Jeux de mains...
"Corta". C'est tout ce qu'elle dit. Je ne l'ai jamais vue ici. Elle est seule, elle n'a l'air d'attendre personne. Les autres parlent, racontent, avalent des bouffées, planent, rient, font leur vie. Sordan a les yeux qui luisent jusqu'au bout de la salle, il s'engoutte depuis des heures, il tremble d'ailleurs.
Elle, elle ne dit rien, elle me regarde. Calme dans la fumée. Comme si elle avait des heures, comme si elle n'entendait pas la musique, comme si rien ne l'intéressait. Sauf moi. Elle se lève. "Corta. Et toi?"
"Merine"
Et là, elle plante ses yeux dans les miens et pose sa main sur la mienne. Comme ça. Dans les vapeurs, au milieu du cercle. Tout le monde nous regarde mais je ne retire pas mes doigts. Je n'ose pas. Je ne veux pas. Elle se lève, m'emmène, main dans la main, au milieu de la foule. Un gars laisse tomber ses gouttes.

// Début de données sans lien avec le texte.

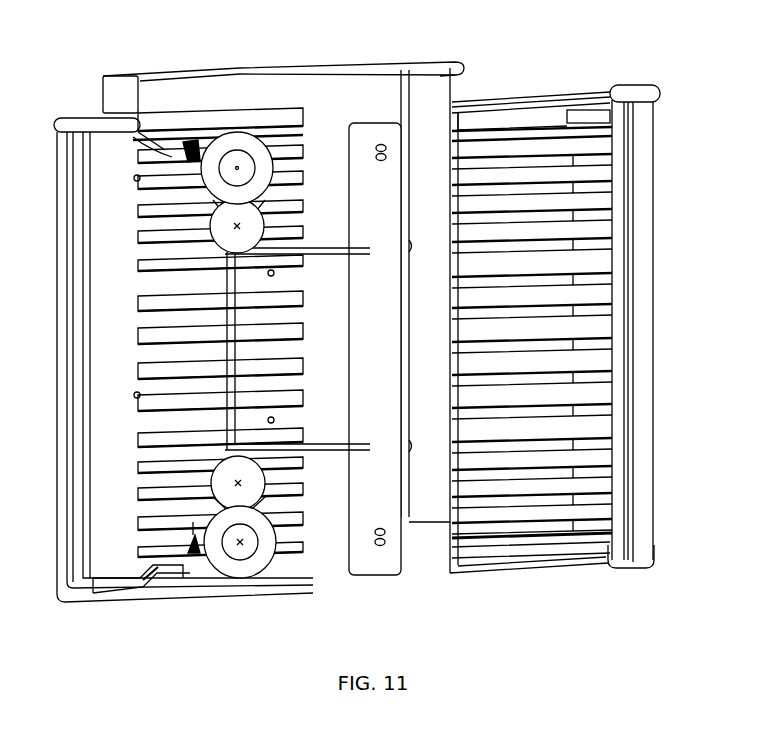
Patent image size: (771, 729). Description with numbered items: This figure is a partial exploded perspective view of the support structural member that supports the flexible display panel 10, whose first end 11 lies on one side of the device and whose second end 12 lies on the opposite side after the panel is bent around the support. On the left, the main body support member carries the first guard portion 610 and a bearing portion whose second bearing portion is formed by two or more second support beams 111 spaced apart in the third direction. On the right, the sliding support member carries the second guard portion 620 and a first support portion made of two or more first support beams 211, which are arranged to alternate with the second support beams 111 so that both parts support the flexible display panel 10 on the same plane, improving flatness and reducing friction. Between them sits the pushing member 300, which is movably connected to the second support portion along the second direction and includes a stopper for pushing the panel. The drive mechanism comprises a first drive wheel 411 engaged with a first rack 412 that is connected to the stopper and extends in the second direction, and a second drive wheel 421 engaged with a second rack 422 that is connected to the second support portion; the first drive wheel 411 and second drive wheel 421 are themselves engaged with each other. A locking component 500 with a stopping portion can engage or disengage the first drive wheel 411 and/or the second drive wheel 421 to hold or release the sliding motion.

The flexible display panel 10 is at (298, 71).
The first end 11 is at (105, 107).
The second support beam 111 is at (162, 150).
The second end 12 is at (402, 517).
The first support beam 211 is at (503, 163).
The pushing member 300 is at (377, 125).
The first drive wheel 411 is at (240, 548).
The first rack 412 is at (320, 255).
The second drive wheel 421 is at (238, 166).
The second rack 422 is at (568, 115).
The locking component 500 is at (180, 580).
The first guard portion 610 is at (76, 113).
The second guard portion 620 is at (643, 293).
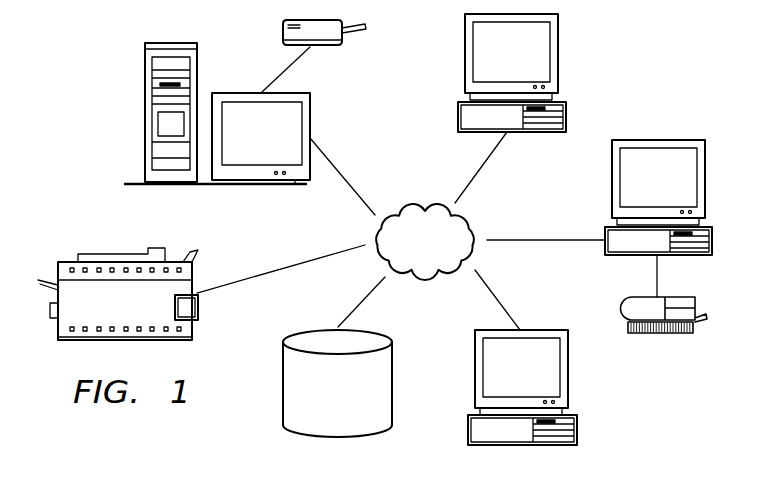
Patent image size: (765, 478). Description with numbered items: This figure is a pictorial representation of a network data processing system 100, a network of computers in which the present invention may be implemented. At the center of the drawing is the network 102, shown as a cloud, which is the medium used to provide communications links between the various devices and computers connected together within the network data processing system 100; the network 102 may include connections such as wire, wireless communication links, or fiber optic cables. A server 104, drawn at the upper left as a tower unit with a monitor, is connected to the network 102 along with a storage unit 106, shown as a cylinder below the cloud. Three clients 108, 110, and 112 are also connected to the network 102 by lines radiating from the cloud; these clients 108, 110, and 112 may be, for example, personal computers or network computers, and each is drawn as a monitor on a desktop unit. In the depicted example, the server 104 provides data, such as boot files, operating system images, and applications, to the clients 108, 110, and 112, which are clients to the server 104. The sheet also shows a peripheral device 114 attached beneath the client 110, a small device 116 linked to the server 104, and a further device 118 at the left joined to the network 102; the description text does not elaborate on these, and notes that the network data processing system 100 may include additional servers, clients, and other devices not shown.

The network data processing system 100 is at (646, 73).
The network 102 is at (441, 252).
The server 104 is at (276, 142).
The storage unit 106 is at (354, 400).
The client 108 is at (528, 62).
The client 110 is at (674, 188).
The client 112 is at (537, 378).
The printer/peripheral device 114 is at (659, 333).
The storage device 116 is at (283, 30).
The electronic device 118 is at (138, 313).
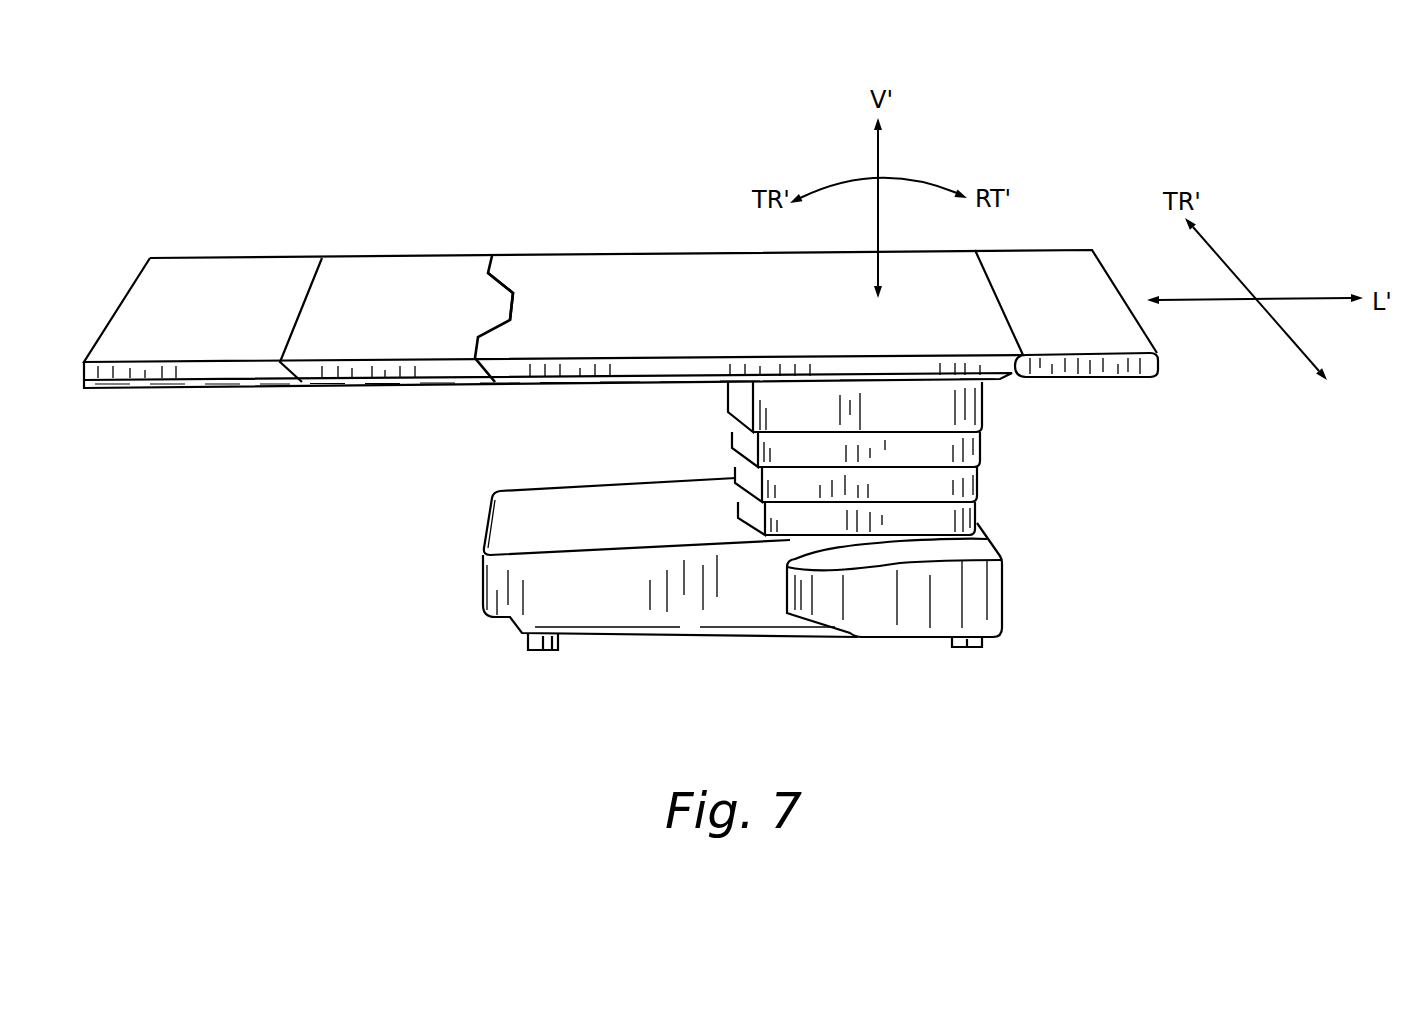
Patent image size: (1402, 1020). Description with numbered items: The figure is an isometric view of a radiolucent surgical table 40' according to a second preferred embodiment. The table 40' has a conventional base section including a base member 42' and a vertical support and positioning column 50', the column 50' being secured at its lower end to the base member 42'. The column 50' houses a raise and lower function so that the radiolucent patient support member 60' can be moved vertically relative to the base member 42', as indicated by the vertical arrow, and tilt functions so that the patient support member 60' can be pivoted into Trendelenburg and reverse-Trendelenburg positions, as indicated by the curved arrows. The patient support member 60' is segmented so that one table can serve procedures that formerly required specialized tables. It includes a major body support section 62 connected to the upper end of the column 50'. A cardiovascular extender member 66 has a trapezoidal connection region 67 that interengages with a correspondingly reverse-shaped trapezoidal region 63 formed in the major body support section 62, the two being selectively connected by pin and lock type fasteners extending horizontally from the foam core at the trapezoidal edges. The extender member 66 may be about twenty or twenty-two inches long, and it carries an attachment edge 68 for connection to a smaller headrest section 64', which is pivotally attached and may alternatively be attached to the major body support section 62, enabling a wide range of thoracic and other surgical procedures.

Sordan m'appelle. Je n'écoute pas. J'ai ma main dans la sienne, je regarde par terre, la sortie est à des kilomètres, je sens qu'on me fixe, j'ai chaud, je me laisse guider. On sort, il fait frais.
Elle lâche mes doigts. Je respire. En même temps j'aimerais qu'elle les reprenne, je ne sais plus très bien. Je sens encore sa chaleur sous mon gant, sa poigne ferme.
Elle me reprend. Dans le noir je suis rouge mais je m'abandonne. Elle remonte jusqu'aux poignets de mon gant. J'ai envie de m'enfuir et de rester. Je sens un index qui se glisse sous le tissu, qui touche ma peau. Et sa peau, à elle. Elle est dégantée. C'est doux, élastique, ferme.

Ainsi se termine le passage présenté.